Friday, July 10, 2015

Purcell and Cowley

We purchased this album of Purcell "catch songs", a cantata set to a poem by Abraham Cowley, and an ode to Saint Cecilia at one of the used record stores in Wichita. The LP was from the Musical Heritage Society, the budget mail-order record company, and the music is performed by The Deller Consort. The Musical Heritage Society licensed the material from Harmonia Mundi, which released the recording as a CD. The theme of the album is that composers like Purcell had to be active both in the secular and the sacred world--the "ale-house and the Chapel Royal, as well as the playhouse and the church."
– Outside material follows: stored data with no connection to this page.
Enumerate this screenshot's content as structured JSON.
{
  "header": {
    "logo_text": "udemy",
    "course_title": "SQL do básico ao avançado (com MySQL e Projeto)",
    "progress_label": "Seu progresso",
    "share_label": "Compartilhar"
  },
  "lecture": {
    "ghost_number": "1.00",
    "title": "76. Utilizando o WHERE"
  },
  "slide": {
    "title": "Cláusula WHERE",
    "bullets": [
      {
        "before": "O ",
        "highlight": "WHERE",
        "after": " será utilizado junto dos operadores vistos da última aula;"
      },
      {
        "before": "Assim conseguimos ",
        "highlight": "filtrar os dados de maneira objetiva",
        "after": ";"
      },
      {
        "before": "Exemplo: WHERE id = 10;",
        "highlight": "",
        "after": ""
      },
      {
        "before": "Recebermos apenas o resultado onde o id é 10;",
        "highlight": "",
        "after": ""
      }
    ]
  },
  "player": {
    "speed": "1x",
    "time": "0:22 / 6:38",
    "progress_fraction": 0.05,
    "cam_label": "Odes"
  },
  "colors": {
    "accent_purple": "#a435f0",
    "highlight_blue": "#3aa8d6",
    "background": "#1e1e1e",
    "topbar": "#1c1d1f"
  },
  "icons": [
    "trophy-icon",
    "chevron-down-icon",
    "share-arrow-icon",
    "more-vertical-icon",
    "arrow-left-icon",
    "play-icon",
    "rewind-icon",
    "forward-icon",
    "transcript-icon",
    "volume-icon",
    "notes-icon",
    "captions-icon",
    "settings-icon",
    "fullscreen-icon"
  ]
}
The songs on A side of the LP combine "strict counterpoint and scatological verse", according to Denis Stevens' liner notes, while the B side contains the more serious works, including the setting of Cowley's poem:

If ever I more riches did desire
Than cleanliness and quiet do require, 
If e'er Ambition did my fancy cheat, 
With any wish so mean as to be great, 
Continue, Heav'n, still from me to remove 
The humble blessings of that life I love. 

Upon the slipp'ry tops of human state, 
The gilded pinnacles of fate, 
Let others proudly stand, and for awhile 
The giddy danger to beguile, 
With joy and with disdain look down on all, 
Till their heads turn, and down they fall. 
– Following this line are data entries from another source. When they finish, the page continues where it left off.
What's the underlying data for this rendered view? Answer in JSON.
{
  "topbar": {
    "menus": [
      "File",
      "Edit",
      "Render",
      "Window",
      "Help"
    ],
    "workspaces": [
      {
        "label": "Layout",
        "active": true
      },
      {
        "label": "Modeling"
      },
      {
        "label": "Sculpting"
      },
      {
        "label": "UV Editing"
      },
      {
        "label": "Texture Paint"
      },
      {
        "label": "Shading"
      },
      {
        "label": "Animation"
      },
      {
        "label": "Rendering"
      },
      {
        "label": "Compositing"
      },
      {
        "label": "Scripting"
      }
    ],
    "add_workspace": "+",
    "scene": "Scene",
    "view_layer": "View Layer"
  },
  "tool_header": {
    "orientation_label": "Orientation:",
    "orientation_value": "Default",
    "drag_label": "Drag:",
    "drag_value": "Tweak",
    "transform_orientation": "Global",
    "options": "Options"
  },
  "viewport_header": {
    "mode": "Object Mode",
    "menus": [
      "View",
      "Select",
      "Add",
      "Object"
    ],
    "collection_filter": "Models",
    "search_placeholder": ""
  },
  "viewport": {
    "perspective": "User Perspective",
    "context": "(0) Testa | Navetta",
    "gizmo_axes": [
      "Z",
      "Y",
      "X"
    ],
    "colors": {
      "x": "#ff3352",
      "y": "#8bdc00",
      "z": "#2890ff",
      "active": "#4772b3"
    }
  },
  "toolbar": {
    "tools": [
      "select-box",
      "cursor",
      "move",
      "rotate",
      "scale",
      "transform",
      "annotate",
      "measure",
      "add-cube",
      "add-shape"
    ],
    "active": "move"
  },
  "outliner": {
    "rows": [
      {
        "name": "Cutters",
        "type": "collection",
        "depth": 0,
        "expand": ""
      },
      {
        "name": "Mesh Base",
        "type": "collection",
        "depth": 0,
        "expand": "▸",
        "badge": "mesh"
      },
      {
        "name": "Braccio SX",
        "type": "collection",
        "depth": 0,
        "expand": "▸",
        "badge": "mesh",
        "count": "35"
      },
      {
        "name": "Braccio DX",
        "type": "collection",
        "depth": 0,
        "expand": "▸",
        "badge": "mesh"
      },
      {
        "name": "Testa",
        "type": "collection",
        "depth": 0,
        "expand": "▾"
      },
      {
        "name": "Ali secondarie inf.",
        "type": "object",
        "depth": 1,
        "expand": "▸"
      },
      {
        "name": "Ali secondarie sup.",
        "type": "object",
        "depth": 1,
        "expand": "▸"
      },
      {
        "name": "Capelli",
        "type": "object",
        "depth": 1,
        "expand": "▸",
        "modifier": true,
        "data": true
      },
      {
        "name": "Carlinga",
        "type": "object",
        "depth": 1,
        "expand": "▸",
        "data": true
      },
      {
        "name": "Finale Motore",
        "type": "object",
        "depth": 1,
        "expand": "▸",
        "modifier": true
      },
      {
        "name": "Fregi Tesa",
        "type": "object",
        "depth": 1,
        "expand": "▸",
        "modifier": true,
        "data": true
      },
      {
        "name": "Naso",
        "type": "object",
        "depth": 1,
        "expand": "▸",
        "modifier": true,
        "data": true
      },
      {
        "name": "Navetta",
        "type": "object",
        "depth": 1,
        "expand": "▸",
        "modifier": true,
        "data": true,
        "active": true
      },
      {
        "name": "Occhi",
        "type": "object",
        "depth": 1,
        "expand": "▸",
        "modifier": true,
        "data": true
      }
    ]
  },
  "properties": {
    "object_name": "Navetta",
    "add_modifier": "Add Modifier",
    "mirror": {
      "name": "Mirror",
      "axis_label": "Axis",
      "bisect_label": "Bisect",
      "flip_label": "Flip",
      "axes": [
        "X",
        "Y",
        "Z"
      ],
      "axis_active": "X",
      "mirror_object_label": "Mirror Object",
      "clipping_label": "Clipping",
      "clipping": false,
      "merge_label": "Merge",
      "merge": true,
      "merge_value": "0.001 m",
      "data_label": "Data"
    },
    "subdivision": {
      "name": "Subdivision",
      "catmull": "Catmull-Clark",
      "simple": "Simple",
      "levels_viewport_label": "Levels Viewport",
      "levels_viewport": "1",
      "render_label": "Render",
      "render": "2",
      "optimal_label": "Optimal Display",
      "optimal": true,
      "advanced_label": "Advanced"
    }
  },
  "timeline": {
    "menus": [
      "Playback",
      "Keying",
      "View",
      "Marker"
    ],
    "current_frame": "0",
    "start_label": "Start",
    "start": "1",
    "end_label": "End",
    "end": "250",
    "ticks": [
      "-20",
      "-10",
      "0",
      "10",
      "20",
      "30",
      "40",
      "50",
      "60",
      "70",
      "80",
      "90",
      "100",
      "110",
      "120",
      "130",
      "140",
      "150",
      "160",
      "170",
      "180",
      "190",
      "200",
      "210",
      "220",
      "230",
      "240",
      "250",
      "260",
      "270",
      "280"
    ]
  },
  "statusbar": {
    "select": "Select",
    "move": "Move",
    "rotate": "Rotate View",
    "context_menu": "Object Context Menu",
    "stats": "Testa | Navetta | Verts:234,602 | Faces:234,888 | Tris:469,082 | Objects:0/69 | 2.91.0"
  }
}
Me, O ye Gods, on earth, or else so near, 
That I no fall to earth may fear, 
And, O ye gods, at a good distance seat 
From the long ruins of the great. 
Here wrap'd in the arms of Quiet le me lie; 
Quiet, companion of Obscurity. 
Here let my life with as much silence slide 
As time, that measures it, does glide. 

Nor let the breath of Infamy or Fame 
From town to town echo about my name, 
Nor let my homely death embroider'd be 
With scutcheon or with elegy: 
An old plebeian let me die. 
Alas, all then are such as well as I. 

To him, alas, to him, I fear, 
The face of Death will terrible appear, 
Who in his life flatt'ring his senseless pride 
By being known to all the world beside, 
Does not himself, when he is dying, know, 
Nor what he is, nor whither he's to go.

Abraham Cowley was one of the Metaphysical poets and a friend and admirer of Richard Crashaw. According to this biography:

Poet and essayist Abraham Cowley was born in London, England, in 1618. He displayed early talent as a poet, publishing his first collection of poetry, Poetical Blossoms (1633), at the age of 15. Cowley studied at Cambridge University but was stripped of his Cambridge fellowship during the English Civil War and expelled for refusing to sign the Solemn League and Covenant of 1644. In turn, he accompanied Queen Henrietta Maria to France, where he spent 12 years in exile serving as her secretary. During this time, Cowley completed The Mistress (1647). Arguably his most famous work, the collection exemplifies Cowley’s metaphysical style of love poetry. After the Restoration, Cowley returned to England, where he was reinstated as a Cambridge fellow and earned his MD before finally retiring to the English countryside.